The Case Against Autodecode

Sat Jun 4 01:12:47 PDT 2016

On 6/3/2016 11:17 PM, H. S. Teoh via Digitalmars-d wrote:
> On Fri, Jun 03, 2016 at 08:03:16PM -0700, Walter Bright via Digitalmars-d wrote:
>> It works for books.
> Because books don't allow their readers to change the font.

Unicode is not the font.

> This madness already exists *without* Unicode. If you have a page with a
> single glyph 'm' printed on it and show it to an English speaker, he
> will say it's lowercase M. Show it to a Russian speaker, and he will say
> it's lowercase Т.  So which letter is it, M or Т?
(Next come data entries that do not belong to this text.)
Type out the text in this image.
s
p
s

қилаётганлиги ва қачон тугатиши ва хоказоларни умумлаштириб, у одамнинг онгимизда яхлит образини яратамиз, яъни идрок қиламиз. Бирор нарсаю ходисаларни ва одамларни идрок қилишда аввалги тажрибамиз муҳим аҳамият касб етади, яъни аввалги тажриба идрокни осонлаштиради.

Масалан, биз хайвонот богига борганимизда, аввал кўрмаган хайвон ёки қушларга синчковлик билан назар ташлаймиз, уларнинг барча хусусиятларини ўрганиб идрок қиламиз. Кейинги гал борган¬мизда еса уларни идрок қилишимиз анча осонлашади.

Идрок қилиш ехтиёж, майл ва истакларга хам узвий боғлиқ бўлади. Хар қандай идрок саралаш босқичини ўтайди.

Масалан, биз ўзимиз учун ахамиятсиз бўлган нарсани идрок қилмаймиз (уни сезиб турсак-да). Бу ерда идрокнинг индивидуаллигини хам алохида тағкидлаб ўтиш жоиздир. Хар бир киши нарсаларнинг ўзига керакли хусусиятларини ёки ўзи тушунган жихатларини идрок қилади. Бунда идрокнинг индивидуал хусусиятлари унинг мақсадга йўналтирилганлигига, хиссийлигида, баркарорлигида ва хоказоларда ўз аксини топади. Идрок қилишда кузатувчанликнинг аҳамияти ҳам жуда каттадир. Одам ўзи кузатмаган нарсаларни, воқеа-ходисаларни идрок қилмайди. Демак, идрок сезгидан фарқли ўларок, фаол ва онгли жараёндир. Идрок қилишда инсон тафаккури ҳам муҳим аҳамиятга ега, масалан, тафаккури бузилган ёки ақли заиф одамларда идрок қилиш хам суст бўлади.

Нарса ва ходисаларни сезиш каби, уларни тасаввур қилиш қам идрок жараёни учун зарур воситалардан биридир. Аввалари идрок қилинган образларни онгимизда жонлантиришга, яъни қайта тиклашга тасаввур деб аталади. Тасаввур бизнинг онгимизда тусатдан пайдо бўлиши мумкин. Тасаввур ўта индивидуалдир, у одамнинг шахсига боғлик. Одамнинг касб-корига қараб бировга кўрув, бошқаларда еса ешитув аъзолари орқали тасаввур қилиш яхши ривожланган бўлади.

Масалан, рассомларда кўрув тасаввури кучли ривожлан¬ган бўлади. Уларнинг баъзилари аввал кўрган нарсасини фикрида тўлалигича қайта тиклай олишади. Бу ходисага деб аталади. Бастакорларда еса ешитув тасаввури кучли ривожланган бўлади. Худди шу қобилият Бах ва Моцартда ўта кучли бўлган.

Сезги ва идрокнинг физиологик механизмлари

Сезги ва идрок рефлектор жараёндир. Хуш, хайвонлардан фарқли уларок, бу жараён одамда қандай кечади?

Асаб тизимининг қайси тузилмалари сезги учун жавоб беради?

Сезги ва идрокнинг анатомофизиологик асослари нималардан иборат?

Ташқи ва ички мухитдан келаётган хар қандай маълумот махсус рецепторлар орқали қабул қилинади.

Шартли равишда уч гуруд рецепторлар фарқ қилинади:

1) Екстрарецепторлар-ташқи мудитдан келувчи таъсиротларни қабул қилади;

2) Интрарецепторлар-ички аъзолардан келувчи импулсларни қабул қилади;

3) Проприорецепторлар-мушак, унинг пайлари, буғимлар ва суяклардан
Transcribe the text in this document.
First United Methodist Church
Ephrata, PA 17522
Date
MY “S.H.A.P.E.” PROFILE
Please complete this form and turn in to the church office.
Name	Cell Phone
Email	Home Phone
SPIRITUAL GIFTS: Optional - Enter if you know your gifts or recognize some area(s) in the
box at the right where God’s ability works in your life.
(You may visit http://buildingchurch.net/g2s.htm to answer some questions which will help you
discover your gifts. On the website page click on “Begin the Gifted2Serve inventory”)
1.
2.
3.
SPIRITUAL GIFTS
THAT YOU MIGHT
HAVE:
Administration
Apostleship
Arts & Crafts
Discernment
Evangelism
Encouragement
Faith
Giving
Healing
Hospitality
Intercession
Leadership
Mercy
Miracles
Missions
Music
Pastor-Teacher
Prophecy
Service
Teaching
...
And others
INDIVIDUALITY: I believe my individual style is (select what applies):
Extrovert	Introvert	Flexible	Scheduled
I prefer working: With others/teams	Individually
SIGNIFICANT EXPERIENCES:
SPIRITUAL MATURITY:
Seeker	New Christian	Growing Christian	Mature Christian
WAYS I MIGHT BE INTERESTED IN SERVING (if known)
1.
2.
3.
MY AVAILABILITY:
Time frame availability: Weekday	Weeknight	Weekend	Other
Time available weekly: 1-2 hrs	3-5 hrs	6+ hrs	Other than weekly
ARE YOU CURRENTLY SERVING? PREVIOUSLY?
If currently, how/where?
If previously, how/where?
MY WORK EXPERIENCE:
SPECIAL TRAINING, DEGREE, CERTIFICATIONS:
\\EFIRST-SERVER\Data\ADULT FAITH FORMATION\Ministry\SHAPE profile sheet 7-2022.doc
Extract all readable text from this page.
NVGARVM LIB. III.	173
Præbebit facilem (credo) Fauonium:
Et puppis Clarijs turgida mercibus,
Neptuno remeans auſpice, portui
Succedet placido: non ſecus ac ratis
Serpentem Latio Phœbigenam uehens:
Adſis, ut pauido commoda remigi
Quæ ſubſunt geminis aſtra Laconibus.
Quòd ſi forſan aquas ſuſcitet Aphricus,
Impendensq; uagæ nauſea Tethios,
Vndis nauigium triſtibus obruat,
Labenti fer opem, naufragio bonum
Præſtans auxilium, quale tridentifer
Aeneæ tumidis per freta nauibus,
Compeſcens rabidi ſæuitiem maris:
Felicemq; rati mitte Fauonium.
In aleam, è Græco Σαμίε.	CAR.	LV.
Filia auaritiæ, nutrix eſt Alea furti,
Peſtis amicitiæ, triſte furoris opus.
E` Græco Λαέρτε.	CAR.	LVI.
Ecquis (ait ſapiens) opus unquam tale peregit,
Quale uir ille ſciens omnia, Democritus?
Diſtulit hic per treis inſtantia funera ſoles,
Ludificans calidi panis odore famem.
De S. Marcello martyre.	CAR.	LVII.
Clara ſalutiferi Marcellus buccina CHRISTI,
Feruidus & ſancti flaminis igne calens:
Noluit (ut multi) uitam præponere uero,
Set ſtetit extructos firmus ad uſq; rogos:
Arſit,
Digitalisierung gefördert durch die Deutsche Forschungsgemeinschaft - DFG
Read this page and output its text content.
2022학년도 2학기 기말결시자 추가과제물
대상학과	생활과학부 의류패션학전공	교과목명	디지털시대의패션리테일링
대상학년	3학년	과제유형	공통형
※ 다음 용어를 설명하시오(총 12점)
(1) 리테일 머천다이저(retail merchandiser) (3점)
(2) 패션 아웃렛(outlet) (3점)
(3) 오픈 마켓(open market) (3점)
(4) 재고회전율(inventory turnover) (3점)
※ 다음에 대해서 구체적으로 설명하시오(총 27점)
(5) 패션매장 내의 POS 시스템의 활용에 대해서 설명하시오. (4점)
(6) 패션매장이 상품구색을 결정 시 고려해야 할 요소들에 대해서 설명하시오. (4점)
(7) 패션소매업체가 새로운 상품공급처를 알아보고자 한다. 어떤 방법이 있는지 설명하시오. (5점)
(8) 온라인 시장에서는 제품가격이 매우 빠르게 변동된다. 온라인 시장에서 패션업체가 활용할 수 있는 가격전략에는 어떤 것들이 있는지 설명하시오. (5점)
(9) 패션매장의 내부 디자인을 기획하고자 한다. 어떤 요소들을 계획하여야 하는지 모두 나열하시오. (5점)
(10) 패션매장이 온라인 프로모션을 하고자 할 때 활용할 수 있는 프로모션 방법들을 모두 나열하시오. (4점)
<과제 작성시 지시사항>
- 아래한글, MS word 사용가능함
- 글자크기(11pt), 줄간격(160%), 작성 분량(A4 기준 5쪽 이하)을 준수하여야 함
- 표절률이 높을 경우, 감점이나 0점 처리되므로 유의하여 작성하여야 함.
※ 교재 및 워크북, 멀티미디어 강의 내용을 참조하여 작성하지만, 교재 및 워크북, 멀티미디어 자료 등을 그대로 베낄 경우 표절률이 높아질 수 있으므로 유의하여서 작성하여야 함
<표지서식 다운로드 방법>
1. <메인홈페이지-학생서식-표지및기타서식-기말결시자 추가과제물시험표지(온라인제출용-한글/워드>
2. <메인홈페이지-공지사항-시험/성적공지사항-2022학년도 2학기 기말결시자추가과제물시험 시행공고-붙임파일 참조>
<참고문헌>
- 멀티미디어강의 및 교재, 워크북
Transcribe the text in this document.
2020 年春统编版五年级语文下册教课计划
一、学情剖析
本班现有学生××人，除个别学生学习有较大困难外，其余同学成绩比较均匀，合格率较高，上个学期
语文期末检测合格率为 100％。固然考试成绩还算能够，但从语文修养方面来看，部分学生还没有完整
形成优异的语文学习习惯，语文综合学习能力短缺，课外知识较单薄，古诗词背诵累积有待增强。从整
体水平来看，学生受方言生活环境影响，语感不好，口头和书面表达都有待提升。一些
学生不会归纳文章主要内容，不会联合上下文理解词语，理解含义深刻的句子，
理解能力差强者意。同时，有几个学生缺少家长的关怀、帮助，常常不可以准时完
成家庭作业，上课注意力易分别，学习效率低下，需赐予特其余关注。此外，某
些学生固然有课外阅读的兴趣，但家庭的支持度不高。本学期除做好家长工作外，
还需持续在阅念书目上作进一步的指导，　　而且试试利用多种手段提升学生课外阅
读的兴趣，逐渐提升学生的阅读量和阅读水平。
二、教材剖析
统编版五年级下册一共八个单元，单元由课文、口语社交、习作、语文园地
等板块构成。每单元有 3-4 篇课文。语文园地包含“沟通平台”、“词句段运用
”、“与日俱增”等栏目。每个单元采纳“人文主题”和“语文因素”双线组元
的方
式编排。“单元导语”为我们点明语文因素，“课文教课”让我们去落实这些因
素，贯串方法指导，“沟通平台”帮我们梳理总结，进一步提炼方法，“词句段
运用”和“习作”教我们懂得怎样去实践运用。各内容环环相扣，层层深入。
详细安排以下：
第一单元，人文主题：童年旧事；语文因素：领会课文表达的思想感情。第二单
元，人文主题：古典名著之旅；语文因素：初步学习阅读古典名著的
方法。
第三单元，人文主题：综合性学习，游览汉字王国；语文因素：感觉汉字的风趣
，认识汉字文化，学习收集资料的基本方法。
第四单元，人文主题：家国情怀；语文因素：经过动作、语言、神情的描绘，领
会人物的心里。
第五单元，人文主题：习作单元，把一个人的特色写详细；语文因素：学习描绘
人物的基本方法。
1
It's not a problem that Unicode can solve. As you said, the meaning is in the 
context. Unicode has no context, and tries to solve something it cannot.

('m' doesn't always mean m in english, either. It depends on the context.)

Ya know, if Unicode actually solved these problems, you'd have a case. But it 
doesn't, and so you don't :-)

> If you're going to represent both languages, you cannot get away from
> needing to represent letters abstractly, rather than visually.

Books do visually just fine!

> So should O and 0 share the same glyph or not? They're visually the same
> thing,

No, they're not. Not even on old typewriters where every key was expensive. Even 
without the slash, the O tends to be fatter than the 0.

> The very fact that we distinguish between O and 0, independently of what
> Unicode did/does, is already proof enough that going by visual
> representation is inadequate.

Except that you right now are using a font where they are different enough that 
you have no trouble at all distinguishing them without bothering to look it up. 
And so am I.

> In other words toUpper and toLower does not belong in the standard
> library. Great.

Unicode and the standard library are two different things.